Ha. I was going to say the same thing. I would chalk this one up to you wanting to kick some alien butt followed by a bout of clumsiness on Jeanine's part.
Maybe we just don't know Calvin all that well... maybe he always puts everything right back after he uses it, and this was the ONE time he did not. Therefore, Jeanine should not be too upset, since this was the first time he slipped up!
At least Jeanine didn't knock something over and yell Sh*t on Christmas.
Poor Jeanine!
Calvin, with the Writer's Guild still on strike, why don't you head out to L.A. Maybe you could work for Leno or Letterman or my favorite show, "The Office", which Dwight is Kenny's double. You are a very good writer, song writer, too.
Calvin,
I am with jeanine on this one! I do not think any man is capable of putting things away in the kitchen.

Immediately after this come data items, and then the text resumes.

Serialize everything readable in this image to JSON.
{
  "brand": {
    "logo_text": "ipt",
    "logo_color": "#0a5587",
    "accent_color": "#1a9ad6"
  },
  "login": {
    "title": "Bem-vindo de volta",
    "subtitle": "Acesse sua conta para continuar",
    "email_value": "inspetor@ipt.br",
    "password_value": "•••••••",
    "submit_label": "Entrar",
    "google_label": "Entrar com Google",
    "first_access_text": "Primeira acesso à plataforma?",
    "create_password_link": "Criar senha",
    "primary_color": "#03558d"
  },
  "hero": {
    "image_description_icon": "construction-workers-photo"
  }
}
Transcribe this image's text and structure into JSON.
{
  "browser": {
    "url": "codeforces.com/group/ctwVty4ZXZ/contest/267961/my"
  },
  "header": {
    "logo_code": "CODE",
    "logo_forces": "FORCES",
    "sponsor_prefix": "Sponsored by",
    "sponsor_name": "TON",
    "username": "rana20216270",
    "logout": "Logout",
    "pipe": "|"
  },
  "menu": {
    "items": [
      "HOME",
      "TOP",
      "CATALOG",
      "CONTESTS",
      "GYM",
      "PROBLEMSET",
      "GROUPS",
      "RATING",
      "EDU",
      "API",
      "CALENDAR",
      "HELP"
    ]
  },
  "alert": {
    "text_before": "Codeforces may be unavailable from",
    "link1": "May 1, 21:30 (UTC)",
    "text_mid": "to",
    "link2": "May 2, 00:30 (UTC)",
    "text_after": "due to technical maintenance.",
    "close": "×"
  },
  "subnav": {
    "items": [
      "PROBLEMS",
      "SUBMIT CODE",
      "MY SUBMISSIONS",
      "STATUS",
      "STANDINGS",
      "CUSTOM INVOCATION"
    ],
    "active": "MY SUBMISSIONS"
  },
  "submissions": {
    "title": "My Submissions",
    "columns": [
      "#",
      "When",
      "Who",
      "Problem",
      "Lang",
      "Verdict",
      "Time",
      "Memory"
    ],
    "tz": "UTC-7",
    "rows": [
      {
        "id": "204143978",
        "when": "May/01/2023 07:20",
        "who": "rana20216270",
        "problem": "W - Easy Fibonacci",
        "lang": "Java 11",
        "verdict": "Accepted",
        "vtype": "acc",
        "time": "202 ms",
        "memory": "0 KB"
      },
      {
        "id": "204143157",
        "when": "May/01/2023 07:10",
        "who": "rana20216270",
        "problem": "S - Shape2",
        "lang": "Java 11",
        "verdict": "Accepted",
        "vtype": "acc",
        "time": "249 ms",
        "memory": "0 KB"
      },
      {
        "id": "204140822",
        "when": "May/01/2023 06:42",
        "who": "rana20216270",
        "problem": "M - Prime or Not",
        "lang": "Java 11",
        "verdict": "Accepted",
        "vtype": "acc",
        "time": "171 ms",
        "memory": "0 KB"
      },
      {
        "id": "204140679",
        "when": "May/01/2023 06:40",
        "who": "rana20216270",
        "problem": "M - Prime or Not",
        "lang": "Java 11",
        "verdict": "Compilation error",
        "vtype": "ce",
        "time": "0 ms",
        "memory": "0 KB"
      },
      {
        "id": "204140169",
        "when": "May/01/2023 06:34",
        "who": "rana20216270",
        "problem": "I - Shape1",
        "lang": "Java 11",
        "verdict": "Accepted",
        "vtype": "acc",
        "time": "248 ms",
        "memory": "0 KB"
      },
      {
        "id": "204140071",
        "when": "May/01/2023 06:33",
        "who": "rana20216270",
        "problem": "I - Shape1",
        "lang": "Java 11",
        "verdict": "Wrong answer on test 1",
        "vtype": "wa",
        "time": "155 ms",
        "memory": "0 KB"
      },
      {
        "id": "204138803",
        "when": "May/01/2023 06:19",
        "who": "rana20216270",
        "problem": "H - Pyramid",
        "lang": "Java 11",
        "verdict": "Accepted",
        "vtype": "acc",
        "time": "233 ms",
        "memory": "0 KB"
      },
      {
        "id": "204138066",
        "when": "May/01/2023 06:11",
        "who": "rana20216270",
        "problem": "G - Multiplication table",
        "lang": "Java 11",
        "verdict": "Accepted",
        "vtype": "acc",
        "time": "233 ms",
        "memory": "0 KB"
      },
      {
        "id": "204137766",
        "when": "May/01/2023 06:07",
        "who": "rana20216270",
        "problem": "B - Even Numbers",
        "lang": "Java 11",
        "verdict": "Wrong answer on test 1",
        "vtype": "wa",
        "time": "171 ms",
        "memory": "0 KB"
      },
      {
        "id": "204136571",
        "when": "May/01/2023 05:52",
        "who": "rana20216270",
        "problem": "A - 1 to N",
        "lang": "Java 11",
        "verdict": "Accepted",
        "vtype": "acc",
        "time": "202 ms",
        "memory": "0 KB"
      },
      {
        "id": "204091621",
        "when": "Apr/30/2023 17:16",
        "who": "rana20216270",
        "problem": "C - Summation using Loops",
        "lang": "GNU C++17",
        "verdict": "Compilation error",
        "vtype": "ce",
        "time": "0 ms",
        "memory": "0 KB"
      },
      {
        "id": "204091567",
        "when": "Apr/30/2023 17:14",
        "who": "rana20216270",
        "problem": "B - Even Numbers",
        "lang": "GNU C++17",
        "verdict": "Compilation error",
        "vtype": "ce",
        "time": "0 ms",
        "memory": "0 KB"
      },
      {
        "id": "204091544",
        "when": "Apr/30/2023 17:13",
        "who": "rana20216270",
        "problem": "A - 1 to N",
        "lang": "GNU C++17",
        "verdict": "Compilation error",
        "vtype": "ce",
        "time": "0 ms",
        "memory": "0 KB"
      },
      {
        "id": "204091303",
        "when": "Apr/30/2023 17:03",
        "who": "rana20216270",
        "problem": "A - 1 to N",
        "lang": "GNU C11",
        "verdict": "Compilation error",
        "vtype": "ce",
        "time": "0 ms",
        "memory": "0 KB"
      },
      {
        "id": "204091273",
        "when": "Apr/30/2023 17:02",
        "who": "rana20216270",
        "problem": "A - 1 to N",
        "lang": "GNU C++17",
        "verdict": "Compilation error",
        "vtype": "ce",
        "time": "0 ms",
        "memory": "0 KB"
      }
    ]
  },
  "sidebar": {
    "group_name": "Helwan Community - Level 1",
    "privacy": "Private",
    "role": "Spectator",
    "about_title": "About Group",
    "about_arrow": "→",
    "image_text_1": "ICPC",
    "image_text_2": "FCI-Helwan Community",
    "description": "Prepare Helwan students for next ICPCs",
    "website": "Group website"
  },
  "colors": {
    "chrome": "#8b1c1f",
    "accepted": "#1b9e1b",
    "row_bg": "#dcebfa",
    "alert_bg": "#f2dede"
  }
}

I am not buying the story of you not putting things away to be quiet.And here is a thought, maybe just maybe you could have taken the "vat " of sugar and maybe you could have put it in a smaller container so then when the vat of sugar was spilt (because it was not where it belonged) it would have only been a little bit of sugar,which would not cause you wonderfuly sweet partner in crime to say such things!
I did and do enjoy your stories keep them coming.
love aunt m
Calvin,
A couple words of advice:
1.) Kill the dog.
2.) Stay out of the kitchen. You have no reason to be there. Even if you hear bad things going on. If a womman see you in a kitchen one of several things will happen:
a.) They will want you to do something like clean or take out the trash.
b.) They may want you to cook. Dont even crack open that Pandora's box.
c.) They will talk to you in their environment. That can only lead to bad things or boredom..
John -- You are alot of talk! But I do enjoy your banter and you are quite the writer, too.